The Year 12 English exam is less than two weeks away. Many students all over Australia but particularly in Victoria and New South Wales have spent a decent chunk of their year studying from their bedrooms instead of the classroom. Here are my top seven tips for VCE English students, based on my knowledge of the Victorian curriculum and my experience tutoring VCE students. And my experience with my Yr 12 son!
- Remember – your score for English will be included in your top four subjects. Make English a priority for study!
- Flick through your texts. You should be familiar with them by now, but perhaps less familiar with the ones you studied earlier in the year. Flick through them, slowing down to note the underlined words or your notes in the margin.
- If you haven’t already written out quotes from your texts, write them out now. Memorise them – record yourself reading them into your phone. Ask a family member to do this for you, if you’ll learn better from someone else’s voice. Listen to them on a walk, while shooting hoops, while playing with your dog. Write them on small cards and stick them to the back of the bathroom door. Use different colours to highlight different themes, different characters. In your exam, an attempt to remember a quote is better than no attempt at all – put quotation marks around the words you’re sure of.
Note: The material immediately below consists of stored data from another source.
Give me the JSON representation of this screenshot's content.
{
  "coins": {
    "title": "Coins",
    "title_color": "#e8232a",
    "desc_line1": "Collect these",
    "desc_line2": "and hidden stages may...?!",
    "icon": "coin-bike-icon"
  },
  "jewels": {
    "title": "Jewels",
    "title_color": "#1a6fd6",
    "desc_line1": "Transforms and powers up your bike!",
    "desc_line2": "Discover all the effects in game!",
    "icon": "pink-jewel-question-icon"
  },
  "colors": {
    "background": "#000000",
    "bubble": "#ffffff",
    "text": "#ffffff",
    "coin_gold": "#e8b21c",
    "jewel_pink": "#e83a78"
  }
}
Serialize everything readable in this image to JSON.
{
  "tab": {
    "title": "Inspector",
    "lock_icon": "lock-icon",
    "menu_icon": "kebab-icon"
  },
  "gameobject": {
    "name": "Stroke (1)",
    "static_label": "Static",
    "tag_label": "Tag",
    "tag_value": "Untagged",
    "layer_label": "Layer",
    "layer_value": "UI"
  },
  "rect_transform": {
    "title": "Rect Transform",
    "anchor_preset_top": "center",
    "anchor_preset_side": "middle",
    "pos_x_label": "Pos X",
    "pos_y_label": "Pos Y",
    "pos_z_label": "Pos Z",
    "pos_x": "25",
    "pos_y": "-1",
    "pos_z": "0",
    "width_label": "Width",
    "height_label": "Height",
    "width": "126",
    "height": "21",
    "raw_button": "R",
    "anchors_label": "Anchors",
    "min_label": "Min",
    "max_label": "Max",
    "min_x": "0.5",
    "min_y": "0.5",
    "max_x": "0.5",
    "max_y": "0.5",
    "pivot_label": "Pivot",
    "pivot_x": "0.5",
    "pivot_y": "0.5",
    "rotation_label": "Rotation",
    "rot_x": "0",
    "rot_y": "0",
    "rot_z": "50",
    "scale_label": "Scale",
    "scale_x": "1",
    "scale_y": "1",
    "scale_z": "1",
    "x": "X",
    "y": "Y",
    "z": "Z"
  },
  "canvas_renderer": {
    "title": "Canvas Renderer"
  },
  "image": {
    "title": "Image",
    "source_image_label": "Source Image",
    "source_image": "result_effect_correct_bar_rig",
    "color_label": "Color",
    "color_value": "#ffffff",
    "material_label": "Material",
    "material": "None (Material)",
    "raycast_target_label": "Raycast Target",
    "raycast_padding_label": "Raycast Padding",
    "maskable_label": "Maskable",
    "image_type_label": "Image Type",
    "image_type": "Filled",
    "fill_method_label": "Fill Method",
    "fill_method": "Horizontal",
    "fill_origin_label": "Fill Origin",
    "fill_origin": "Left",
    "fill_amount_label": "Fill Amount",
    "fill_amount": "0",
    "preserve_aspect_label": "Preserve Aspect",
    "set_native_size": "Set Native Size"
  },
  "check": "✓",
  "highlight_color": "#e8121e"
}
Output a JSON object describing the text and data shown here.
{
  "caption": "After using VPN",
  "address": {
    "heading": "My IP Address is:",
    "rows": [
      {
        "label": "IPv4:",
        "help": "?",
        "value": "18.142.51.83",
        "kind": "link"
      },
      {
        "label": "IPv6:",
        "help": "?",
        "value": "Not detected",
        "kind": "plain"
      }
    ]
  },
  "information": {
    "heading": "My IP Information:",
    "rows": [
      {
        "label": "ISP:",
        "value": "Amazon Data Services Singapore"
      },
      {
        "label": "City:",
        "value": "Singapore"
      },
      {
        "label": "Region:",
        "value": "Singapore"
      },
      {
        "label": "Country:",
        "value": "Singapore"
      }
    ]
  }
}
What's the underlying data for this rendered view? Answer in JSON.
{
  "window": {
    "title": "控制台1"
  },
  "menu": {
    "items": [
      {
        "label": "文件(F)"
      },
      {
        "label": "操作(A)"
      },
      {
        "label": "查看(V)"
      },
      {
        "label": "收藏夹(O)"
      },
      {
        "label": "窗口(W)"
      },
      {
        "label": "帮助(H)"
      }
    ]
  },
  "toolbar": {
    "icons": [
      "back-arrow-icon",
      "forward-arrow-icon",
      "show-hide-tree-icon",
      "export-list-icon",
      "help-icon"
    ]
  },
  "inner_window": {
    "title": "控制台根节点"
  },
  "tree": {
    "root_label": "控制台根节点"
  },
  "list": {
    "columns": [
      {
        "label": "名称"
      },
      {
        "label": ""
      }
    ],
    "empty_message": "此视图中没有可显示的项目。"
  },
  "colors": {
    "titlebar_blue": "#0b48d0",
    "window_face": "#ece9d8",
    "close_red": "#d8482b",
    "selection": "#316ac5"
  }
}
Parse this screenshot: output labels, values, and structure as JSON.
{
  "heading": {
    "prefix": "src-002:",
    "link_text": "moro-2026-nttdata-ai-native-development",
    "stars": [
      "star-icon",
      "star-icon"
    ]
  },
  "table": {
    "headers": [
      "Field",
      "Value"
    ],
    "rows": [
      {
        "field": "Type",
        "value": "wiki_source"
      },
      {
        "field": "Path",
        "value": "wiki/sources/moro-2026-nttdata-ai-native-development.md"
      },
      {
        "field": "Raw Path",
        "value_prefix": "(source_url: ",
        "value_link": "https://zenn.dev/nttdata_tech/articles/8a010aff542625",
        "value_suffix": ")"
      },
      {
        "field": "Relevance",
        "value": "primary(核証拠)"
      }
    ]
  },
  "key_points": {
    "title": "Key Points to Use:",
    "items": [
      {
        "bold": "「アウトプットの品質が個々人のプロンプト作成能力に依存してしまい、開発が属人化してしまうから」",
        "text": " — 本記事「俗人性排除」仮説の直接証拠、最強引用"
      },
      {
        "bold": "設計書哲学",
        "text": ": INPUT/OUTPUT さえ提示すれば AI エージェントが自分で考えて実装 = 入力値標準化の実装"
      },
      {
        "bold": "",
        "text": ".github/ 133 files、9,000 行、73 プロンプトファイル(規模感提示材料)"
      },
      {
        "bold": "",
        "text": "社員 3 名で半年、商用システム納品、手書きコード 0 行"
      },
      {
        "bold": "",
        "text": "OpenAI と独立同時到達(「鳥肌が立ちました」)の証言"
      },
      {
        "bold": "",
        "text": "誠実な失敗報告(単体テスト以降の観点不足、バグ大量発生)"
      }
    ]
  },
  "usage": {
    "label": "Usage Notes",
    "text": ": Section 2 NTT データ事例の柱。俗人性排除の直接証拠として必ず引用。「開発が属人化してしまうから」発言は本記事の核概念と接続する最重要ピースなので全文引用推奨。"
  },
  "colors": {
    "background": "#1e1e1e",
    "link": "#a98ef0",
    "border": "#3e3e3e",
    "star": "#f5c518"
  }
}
- Look at as many essay questions as you can. If you can’t write essays for all of them, write five minute plans. If you’re stuck on a few questions, spend more time on these ones.
- Language analysis – in your exam, do this one first, as you can use your valuable reading time to read the articles. If you read the articles in reading time, write the other two essays, then go back to the language analysis, the articles won’t be as fresh in your mind.
- Allow time for proofreading at the end of each essay. If you have gone off track, rewrite what you need to in short, simple sentences. If your sentences are too long and convoluted, break them into two sentences. Check you have an opening topic sentence and a concluding sentence for each paragraph that link to each other.
- Watch your timing. Work out how much time you have for each essay, then divide that time into seven. For each essay, you need to allow time to plan, write an introduction, write three body paragraphs, write a conclusion, proofread. That’s seven distinct steps – time yourself in a practice essay so you can move through each step at a measured pace.
Good luck, wonderful year 12 students who have already been through so much! Back yourself! You have been writing text responses for a few years now from Year 8 or 9 – you know how to do this. Slow your breathing, focus your thoughts, hear your teacher’s voice in your head reminding you of what you already know. You’ve got this!